MACDILL AIR FORCE BASE, Fla. — The Pentagon is finalizing plans to deploy more American ground forces to support the Iraqi army’s offensive to seal off and retake the Islamic State stronghold in Mosul, top defense officials said.
Both Iraqi and American military commanders have identified specific ways the U.S. military can support the Iraqi-led operation, leading to a high-level Pentagon recommendation for more troops. The plan is soon headed to the White House for approval, said Marine Corps Gen. Joseph Dunford, chairman of the Joint Chiefs of Staff.
"The timing is focused on the next phase of the campaign, which is towards Mosul," Dunford said during a press conference here Wednesday. "Its directly attributable to developing a plan for Mosul, seeing that, coming up with a common plan with the coalition on the ground ... and then figuring out ... what capability will best enable the Iraqi security forces and the [Kudrish] Peshmerga to be successful.
"The president will have an opportunity to make some decision here in the coming weeks."
Dunford declined to say how many additional troops might deploy or what specific capabilities they might bring. Currently, there are 3,870 U.S. personnel authorized for the counter-ISIS mission in Iraq, but defense officials say the total number, including those classified as on “temporary” deployment, is closer to 5,000.
For months U.S. military officials have suggested that the Iraqis might need additional American assistance, including combat advisers to work alongside Iraqi brigade commanders and attack helicopters for close-air support. The Pentagon's new recommendation comes as the Iraqi army is mounting its first major offensive in northern Iraq that is encroaching on Mosul, which fell to ISIS in June 2014.

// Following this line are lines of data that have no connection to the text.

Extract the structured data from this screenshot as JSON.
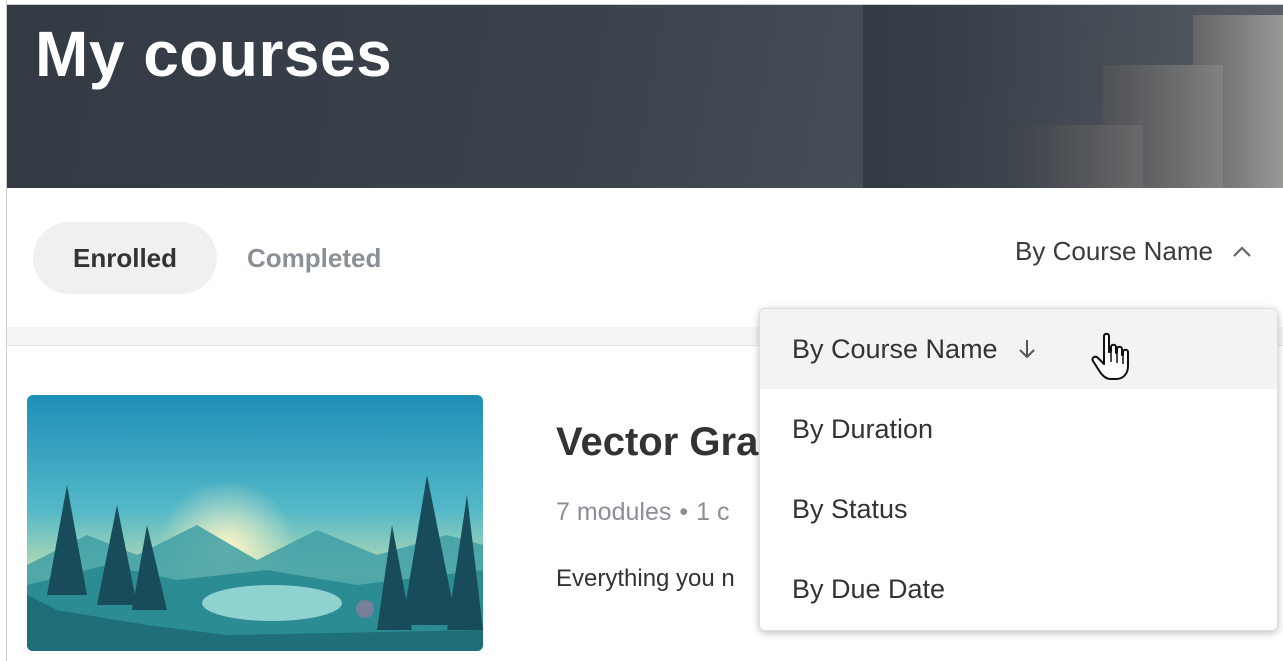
{
  "header": {
    "title": "My courses"
  },
  "tabs": [
    {
      "label": "Enrolled",
      "active": true
    },
    {
      "label": "Completed",
      "active": false
    }
  ],
  "sort": {
    "current_label": "By Course Name",
    "toggle_icon": "chevron-up-icon",
    "options": [
      {
        "label": "By Course Name",
        "selected": true,
        "icon": "arrow-down-icon"
      },
      {
        "label": "By Duration"
      },
      {
        "label": "By Status"
      },
      {
        "label": "By Due Date"
      }
    ]
  },
  "course": {
    "title": "Vector Gra",
    "modules": "7 modules",
    "separator": "•",
    "meta_extra": "1 c",
    "description": "Everything you n"
  },
  "colors": {
    "banner": "#333a44",
    "active_tab_bg": "#f0f0f0",
    "inactive_tab_text": "#8a9096",
    "meta_text": "#8a8f95"
  }
}
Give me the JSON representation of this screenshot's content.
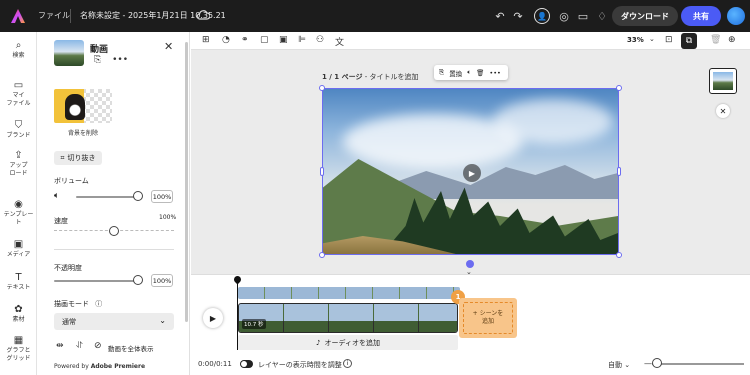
{
  "topbar": {
    "file_menu": "ファイル",
    "doc_title": "名称未設定 - 2025年1月21日 10.35.21",
    "download_label": "ダウンロード",
    "share_label": "共有",
    "icons": [
      "undo-icon",
      "redo-icon",
      "user-icon",
      "lightbulb-icon",
      "comment-icon",
      "bell-icon"
    ]
  },
  "rail": {
    "items": [
      {
        "icon": "search-icon",
        "label": "検索"
      },
      {
        "icon": "folder-icon",
        "label": "マイ\nファイル"
      },
      {
        "icon": "brand-icon",
        "label": "ブランド"
      },
      {
        "icon": "upload-icon",
        "label": "アップ\nロード"
      },
      {
        "icon": "template-icon",
        "label": "テンプレー\nト"
      },
      {
        "icon": "media-icon",
        "label": "メディア"
      },
      {
        "icon": "text-icon",
        "label": "テキスト"
      },
      {
        "icon": "elements-icon",
        "label": "素材"
      },
      {
        "icon": "grid-icon",
        "label": "グラフと\nグリッド"
      }
    ]
  },
  "panel": {
    "title": "動画",
    "remove_bg_label": "背景を削除",
    "crop_label": "切り抜き",
    "volume_label": "ボリューム",
    "volume_value": "100%",
    "volume_level": 1.0,
    "speed_label": "速度",
    "speed_value": "100%",
    "speed_level": 0.5,
    "opacity_label": "不透明度",
    "opacity_value": "100%",
    "opacity_level": 1.0,
    "blend_label": "描画モード",
    "blend_value": "通常",
    "fullscreen_label": "動画を全体表示",
    "powered_prefix": "Powered by ",
    "powered_brand": "Adobe Premiere"
  },
  "canvas": {
    "zoom": "33%",
    "page_label_bold": "1 / 1 ページ",
    "page_label_rest": " - タイトルを追加",
    "float_bar_replace": "置換"
  },
  "timeline": {
    "clip_duration": "10.7 秒",
    "add_audio": "オーディオを追加",
    "badge": "1",
    "add_scene": "+ シーンを\n追加",
    "timecode": "0:00/0:11",
    "layer_timing": "レイヤーの表示時間を調整",
    "auto": "自動",
    "zoom_level": 0.0
  },
  "colors": {
    "accent": "#4b5bf5",
    "selection": "#6c6cf0",
    "scene_orange": "#f8c58a"
  }
}
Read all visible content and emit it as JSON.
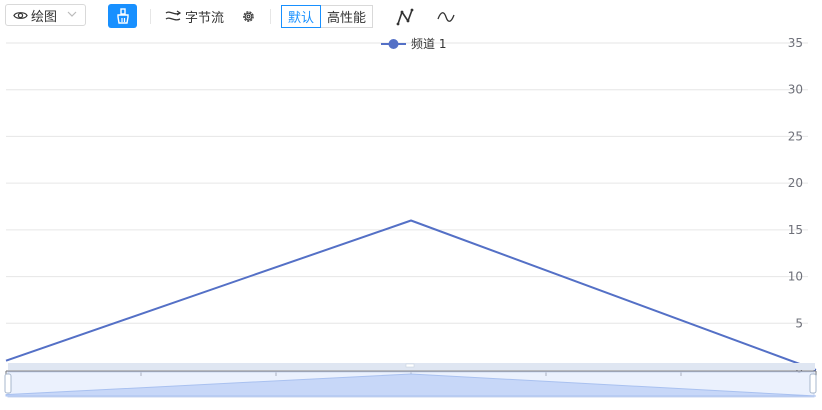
{
  "toolbar": {
    "view_select": {
      "label": "绘图",
      "icon": "eye-icon"
    },
    "clear_icon": "broom-icon",
    "byte_stream": {
      "label": "字节流",
      "icon": "flow-icon"
    },
    "settings_icon": "gear-icon",
    "mode_default": "默认",
    "mode_performance": "高性能",
    "line_mode_icon": "polyline-icon",
    "smooth_mode_icon": "wave-icon"
  },
  "colors": {
    "accent": "#1890ff",
    "series": "#5470c6",
    "grid": "#e6e6e6",
    "axis_text": "#6e7079"
  },
  "chart_data": {
    "type": "line",
    "x": [
      0,
      3,
      6
    ],
    "series": [
      {
        "name": "频道 1",
        "values": [
          1,
          16,
          0
        ]
      }
    ],
    "ylim": [
      0,
      35
    ],
    "yticks": [
      5,
      10,
      15,
      20,
      25,
      30,
      35
    ],
    "y_axis_position": "right",
    "grid": true,
    "legend_position": "top-center",
    "has_zoom_slider": true
  }
}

Operations began March 24, but so far the Iraqis have made little progress despite support from American aircraft and artillery, according to local reports. Iraqi forces launched the operation from a large military base near Makhmour, a Kurdish-controlled city in northern Iraq where the Iraqis have amassed thousands of troops in recent weeks.
The U.S. Marine Corps has established a small artillery outpost nearby to provide fire support for the Iraqi offensive. Those Marines, who are armed with four 155mm M777A2 Howitzer cannons, had named the facility Fire Base Bell. But the title was changed — to the Kara Soar Counter Fire Complex, a move meant to underscore their support role, CNN reported Wednesday — after ISIS rocket fire killed one Marine and wounded eight others on March 19.

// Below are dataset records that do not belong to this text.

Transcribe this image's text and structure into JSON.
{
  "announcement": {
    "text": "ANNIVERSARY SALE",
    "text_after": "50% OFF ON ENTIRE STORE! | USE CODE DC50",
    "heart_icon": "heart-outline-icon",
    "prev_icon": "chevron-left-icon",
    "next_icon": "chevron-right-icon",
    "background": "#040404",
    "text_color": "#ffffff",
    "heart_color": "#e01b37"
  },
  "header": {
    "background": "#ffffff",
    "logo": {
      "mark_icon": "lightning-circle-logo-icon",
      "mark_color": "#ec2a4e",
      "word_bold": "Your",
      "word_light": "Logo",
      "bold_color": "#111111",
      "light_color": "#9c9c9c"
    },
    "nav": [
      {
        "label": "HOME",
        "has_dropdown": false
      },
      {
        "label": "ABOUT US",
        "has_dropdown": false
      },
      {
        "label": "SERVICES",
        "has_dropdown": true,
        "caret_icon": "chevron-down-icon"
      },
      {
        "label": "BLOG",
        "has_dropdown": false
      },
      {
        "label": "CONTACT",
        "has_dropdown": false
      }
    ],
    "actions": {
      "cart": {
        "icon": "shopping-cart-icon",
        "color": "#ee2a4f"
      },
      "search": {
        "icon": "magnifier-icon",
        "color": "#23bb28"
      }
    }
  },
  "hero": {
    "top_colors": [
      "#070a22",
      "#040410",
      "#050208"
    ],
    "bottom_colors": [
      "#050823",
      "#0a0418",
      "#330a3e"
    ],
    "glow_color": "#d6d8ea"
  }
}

ISIS militants have used Hawija as a primary logistics hub for launching attacks in the Kirkuk area, said Rick Brennan, a retired Army officer who served as a senior civilian adviser to military leaders in Iraq from 2006 until 2011. He is now a senior political scientist at the RAND Corporation.
“By moving their forces from Makhmour to Qayyarah," he said, "they will make it make it more difficult for ISIS to get arms and ammunition and resupply [from Mosul] to that area.”

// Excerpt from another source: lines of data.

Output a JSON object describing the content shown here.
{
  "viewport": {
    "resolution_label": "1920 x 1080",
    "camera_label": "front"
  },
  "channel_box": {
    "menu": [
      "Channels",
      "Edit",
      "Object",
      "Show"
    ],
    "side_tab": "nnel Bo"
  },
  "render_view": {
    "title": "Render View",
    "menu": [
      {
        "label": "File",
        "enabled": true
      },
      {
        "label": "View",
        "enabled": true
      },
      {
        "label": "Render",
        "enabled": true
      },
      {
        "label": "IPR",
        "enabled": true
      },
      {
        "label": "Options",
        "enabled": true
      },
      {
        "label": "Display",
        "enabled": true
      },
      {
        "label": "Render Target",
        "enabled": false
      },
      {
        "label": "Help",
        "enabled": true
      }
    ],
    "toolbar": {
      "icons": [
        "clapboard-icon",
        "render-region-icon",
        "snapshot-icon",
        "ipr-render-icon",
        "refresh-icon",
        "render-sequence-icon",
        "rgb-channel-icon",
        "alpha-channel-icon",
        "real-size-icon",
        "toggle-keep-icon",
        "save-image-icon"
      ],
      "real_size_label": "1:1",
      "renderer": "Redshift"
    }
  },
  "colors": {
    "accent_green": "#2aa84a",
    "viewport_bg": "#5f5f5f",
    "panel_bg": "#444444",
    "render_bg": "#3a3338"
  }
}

The airfield has the potential to become a major supply hub for U.S. and Iraqi operations throughout northern Iraq. After the U.S. invaded Iraq in 2003, it served as was a brigade headquarters for American forces. The forward operating base there was called FOB Endurance.
"The airfield there is important for helicopter operations," Brennan said.
If successful in seizing Qayyarah, Iraqi and Kurdish forces will have surrounded much of Mosul, blocking many of ISIS’s main routes in and out. It would position the Iraqis to isolate Mosul using a strategy very similar to their approach in retaking Ramadi in December.
“We’ve seen with Iraqi operations, the Iraqi way of fighting is they approach it as a slow strangulation,” Air Force Col. Pat Ryder, a CENTCOM spokesman, said in February. “They will get their isolation force around the city, and they will slowly start to squeeze. And they will continue to do so until that time when they feel they can assault the city and clear it of [ISIS].”
Seizing Qayyarah will require the Iraqi army to cross the Tigris River, logistically an intensive operation that would likely require U.S. support. American troops provided support for a key river crossing in Ramadi in December.
Many U.S. military officials believe it will be next year before the Iraqis finally have enough combat strength — estimated to be between eight and 12 brigades — to launch the definitive invasion Mosul. Qayyarah, about 30 miles south, potentially puts the city within range of American-made ground-based rocket artillery systems. The M142 High Mobility Artillery Rocket System, or HIMARS, is a vehicle-mounted system that fires precision-guided artillery and offers an alternative to air strikes.
Yet Brennan suggested that artillery may not be a decisive element for a Mosul invasion because the Iraqis and their American allies will be very concerned about civilian casualties.
"They're going to have to go in," he said, "door-to- door, in ground operations."